Nitrogen is more electronegative than hydrogen hence N will pull electrons towards itself. Hence not a good candidate to donate electrons!
Yet it makes bonds with hydrogen, as do other electronegative elements (think of hydrogen chloride and water). So polar bonds form in all kind of molecules.
lets take the case of Oxygen O=O, here each Oxygen atom has 2 lone pairs, and going by the above logic these lone pairs should also participate in bond formation and create an Oxygen polymer(!!)
The concept of stability makes sense when comparing two states with the same number of atoms (e.g. ammonia and hydrogen ion vs. ammonium ion). For elemental oxygen to polymerize, each $\ce{O2}$ molecule would bring in electrons. For a molecule to act as base, a lone pair turns into a bond with hydrogen (where hydrogen provides zero electrons and the base provides two). This does not "break the octet" of the base, and give the hydrogen access to two electrons (completing its duet).
Hence with the above points I still could not see why Nitrogen has to accept proton
It does not have to. It is a weak base. If you add ammonia to neutral water, most of it remains undissociated (the pH goes up, though, because some of it does dissociate).

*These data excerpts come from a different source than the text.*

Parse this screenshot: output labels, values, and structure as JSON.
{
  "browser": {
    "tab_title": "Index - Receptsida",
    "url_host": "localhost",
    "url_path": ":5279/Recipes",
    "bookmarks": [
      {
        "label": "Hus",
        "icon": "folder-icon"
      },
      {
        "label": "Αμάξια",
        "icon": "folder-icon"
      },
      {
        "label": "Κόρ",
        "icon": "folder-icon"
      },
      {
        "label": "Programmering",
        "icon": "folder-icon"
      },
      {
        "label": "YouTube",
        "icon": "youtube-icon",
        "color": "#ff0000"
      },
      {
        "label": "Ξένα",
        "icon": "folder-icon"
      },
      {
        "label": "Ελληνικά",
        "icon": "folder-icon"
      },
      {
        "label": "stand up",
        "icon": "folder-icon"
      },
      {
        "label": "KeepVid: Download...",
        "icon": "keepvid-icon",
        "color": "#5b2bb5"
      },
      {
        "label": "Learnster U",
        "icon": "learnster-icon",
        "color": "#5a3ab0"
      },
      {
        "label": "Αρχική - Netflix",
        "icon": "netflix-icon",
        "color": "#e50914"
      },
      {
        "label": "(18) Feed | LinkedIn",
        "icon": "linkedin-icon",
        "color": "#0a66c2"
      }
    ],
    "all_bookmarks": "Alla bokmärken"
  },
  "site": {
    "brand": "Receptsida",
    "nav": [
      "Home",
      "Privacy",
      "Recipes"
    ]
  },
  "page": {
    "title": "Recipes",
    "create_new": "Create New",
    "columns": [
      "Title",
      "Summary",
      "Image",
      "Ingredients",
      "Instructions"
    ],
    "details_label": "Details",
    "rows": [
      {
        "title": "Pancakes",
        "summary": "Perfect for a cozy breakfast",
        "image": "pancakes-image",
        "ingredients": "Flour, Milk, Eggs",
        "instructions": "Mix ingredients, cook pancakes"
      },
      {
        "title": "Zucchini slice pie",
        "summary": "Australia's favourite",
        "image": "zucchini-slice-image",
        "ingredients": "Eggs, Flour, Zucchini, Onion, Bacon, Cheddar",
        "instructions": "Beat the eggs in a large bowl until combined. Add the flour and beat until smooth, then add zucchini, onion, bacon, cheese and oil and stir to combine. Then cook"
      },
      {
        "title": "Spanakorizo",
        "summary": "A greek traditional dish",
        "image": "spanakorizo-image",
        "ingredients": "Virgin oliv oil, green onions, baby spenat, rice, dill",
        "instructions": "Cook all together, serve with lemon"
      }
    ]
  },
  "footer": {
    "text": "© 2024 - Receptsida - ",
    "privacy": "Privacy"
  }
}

[devils advocate question:] How can I use electronegativity to predict something about acid/base chemistry?
The trick is to compare green apples with red apples, not oranges with bananas. The easiest comparison is isoelectronic species, such as:
$$\ce{HF vs OH-}$$
Hydroxide is a better base than hydrogen fluoride.
$$\ce{H2O vs NH2-}$$
Azanide (had to look up the name) is a better base than water.
$$\ce{H3O+ vs NH3 vs CH3-}$$
The methyl anion is a better base than ammmonia, which is a better base than hydronium.

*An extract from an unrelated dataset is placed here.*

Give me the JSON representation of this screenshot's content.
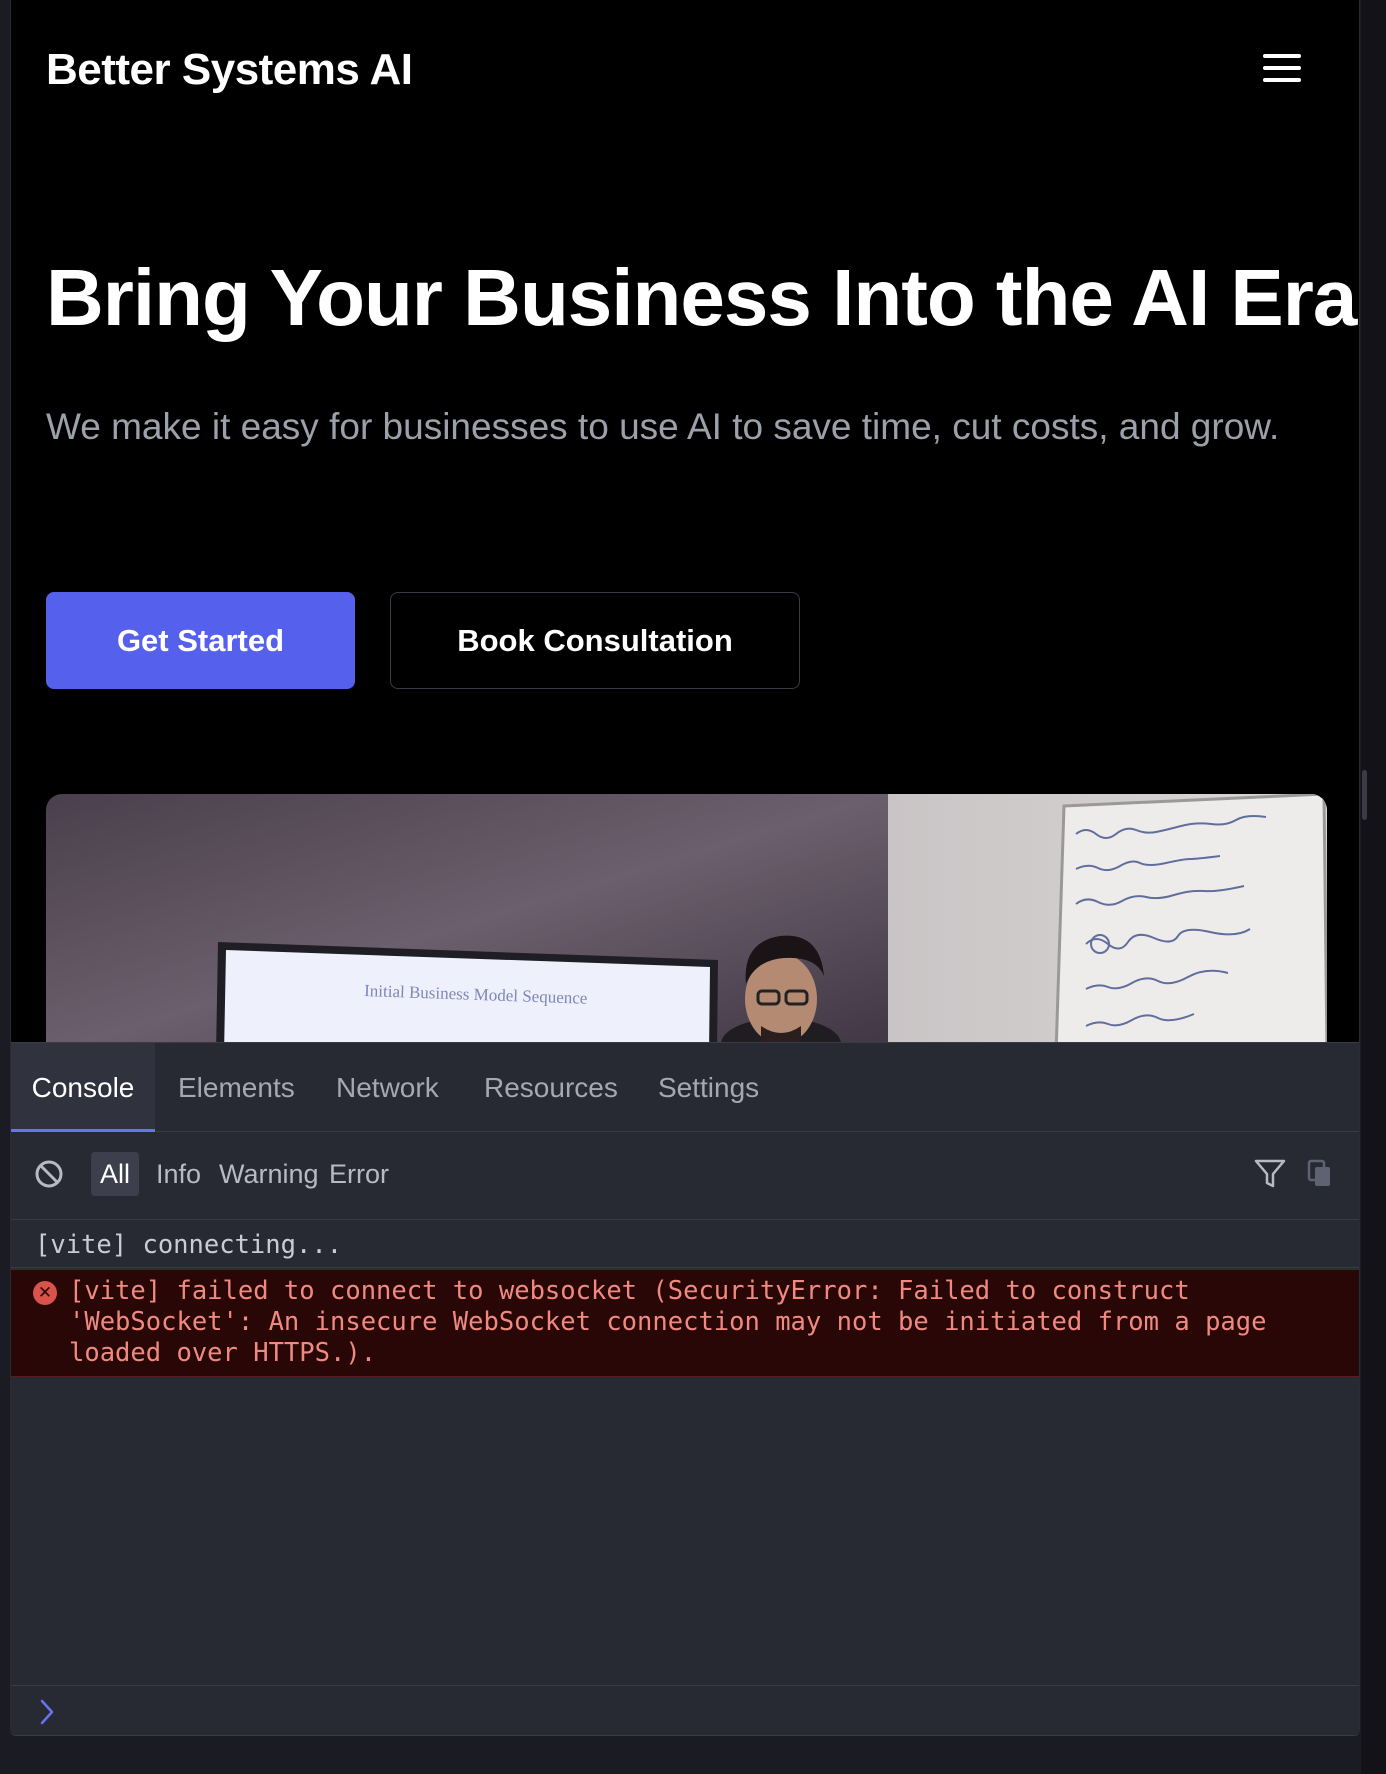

Or you can compare compounds by exchanging O for NH or CH2.
$$\ce{H2O vs NH3 vs CH4}$$
$$\ce{CH3-OH vs CH3-NH2 vs CH3-CH3}$$
$$\ce{CH2=O vs CH2=NH vs CH2=CH2}$$
This is more complicated because the carbon atoms lack a lone pair while nitrogen and oxygen have one. So you can compare nitrogen and oxygen using an electronegativity argument, but have to exclude carbon because it can't act as a base without the lone pair (well, $\ce{CH5+}$ does sort of exist but is called a super-acid, so $\ce{CH4}$ is hardly a base).
Hydrides
Here is a set of examples from OpenStax Chemistry 2e showing some of the trends across the periodic table. Again, $\ce{CH4 and SiH4}$ don't have lone pairs, so they can't be bases, even though the trend suggests they might be the strongest base in the series. The reason that water is described as neutral is not some special property of water but because the pKa is typically defined in aqueous solution, and a neutral pH references the hydroxide and hydronium concentration in pure water. If liquid ammonia were our solvent of choice, that would be the "neutral" case.